Abstract
The influence of computer science on disciplines outside of itself has constituted hybrid communities of practice, such as the digital humanities (DH) and digital art history (DAH), the latter being an offspring of the former.[1] The questions asked within these interdisciplinary fields are substantially different from those in core computer science fields, such as systems theory, language theory, and theory of computation.[2] As a result of the interdisciplinary nature of their inquiries, research questions pertaining to DH and the ethical challenges that accompany them are diametrically opposed to the empirical and often unambiguous measures of validity to which computer scientists are accustomed. This article will explore ethical questions pertaining to collections aggregation systems from the perspective of postcolonial scholarship and seek paths towards addressing the ethical questions currently facing many DH projects. To do so, I will use the Getty Research Portal (hereafter, “the Portal”) as a case study of a digital repository and draw on my personal experience as a software developer working on the project, as well as on current research on biases and ethics within DH.
Highlights
The influence of computer science on disciplines outside of itself has constituted hybrid communities of practice, such as the digital humanities (DH) and digital art history (DAH), the latter being an offspring of the former.[1]
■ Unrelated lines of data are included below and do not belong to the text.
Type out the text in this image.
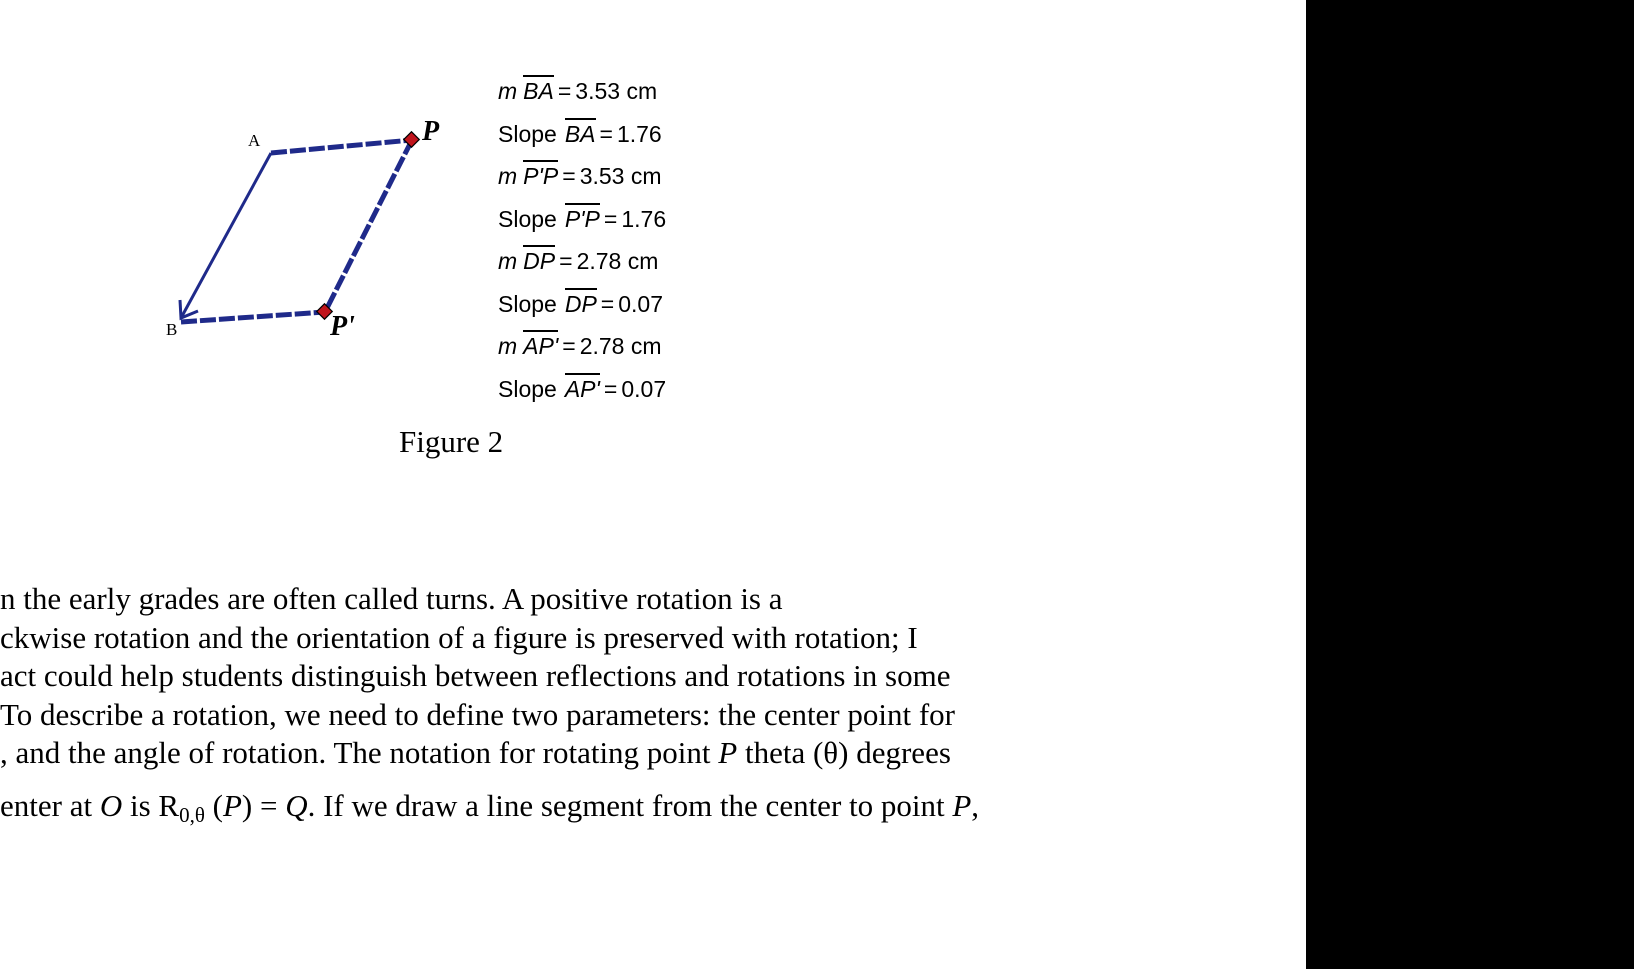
A
B
P
P'
m BA = 3.53 cm
Slope BA = 1.76
m P'P = 3.53 cm
Slope P'P = 1.76
m DP = 2.78 cm
Slope DP = 0.07
m AP' = 2.78 cm
Slope AP' = 0.07
Figure 2
n the early grades are often called turns. A positive rotation is a
ckwise rotation and the orientation of a figure is preserved with rotation; I
act could help students distinguish between reflections and rotations in some
To describe a rotation, we need to define two parameters: the center point for
, and the angle of rotation. The notation for rotating point P theta (θ) degrees
enter at O is $R_{0,\theta}$ (P) = Q. If we draw a line segment from the center to point P,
The project aims to provide an online platform functioning as a centralized aggregator and search engine for digitized art history texts and claims no geographical limits, being described by the Getty Research Institute as “a global resource for the history of art of all cultures.”[8]. Through my work on this project, I came to witness firsthand the methodological dominance of the EuroAmerican DH community and how its hegemony in the field sets the standards for the rest of the world, while at the same time being at the forefront of efforts to remedy such biases
The Portal project was developed with a dependency on standardized classification systems such as Machine Readable Cataloging (MARC), Metadata Encoding and Transmission Standard (METS), Metadata Object Description Schema (MODS), and Dublin Core (DC), as it requires communication and resource sharing between different institutions
Summary
The influence of computer science on disciplines outside of itself has constituted hybrid communities of practice, such as the digital humanities (DH) and digital art history (DAH), the latter being an offspring of the former.[1]. The project aims to provide an online platform functioning as a centralized aggregator and search engine for digitized art history texts and claims no geographical limits, being described by the Getty Research Institute as “a global resource for the history of art of all cultures.”[8] Through my work on this project, I came to witness firsthand the methodological dominance of the EuroAmerican DH community and how its hegemony in the field sets the standards for the rest of the world, while at the same time being at the forefront of efforts to remedy such biases This situation currently pushes peripheral cultures towards invisibility and favors a monopoly on the ways in which knowledge is understood and disseminated, due to the cultural, political, and linguistic bias of its digital standards, protocols, and interfaces.[9] This paper aims to investigate this ongoing struggle by uncovering biases inherent in the Portal through a categorical system developed by Batya Friedman and Helen Nissenbaum, and to identify the latent possibility of a different ethical framework.[10]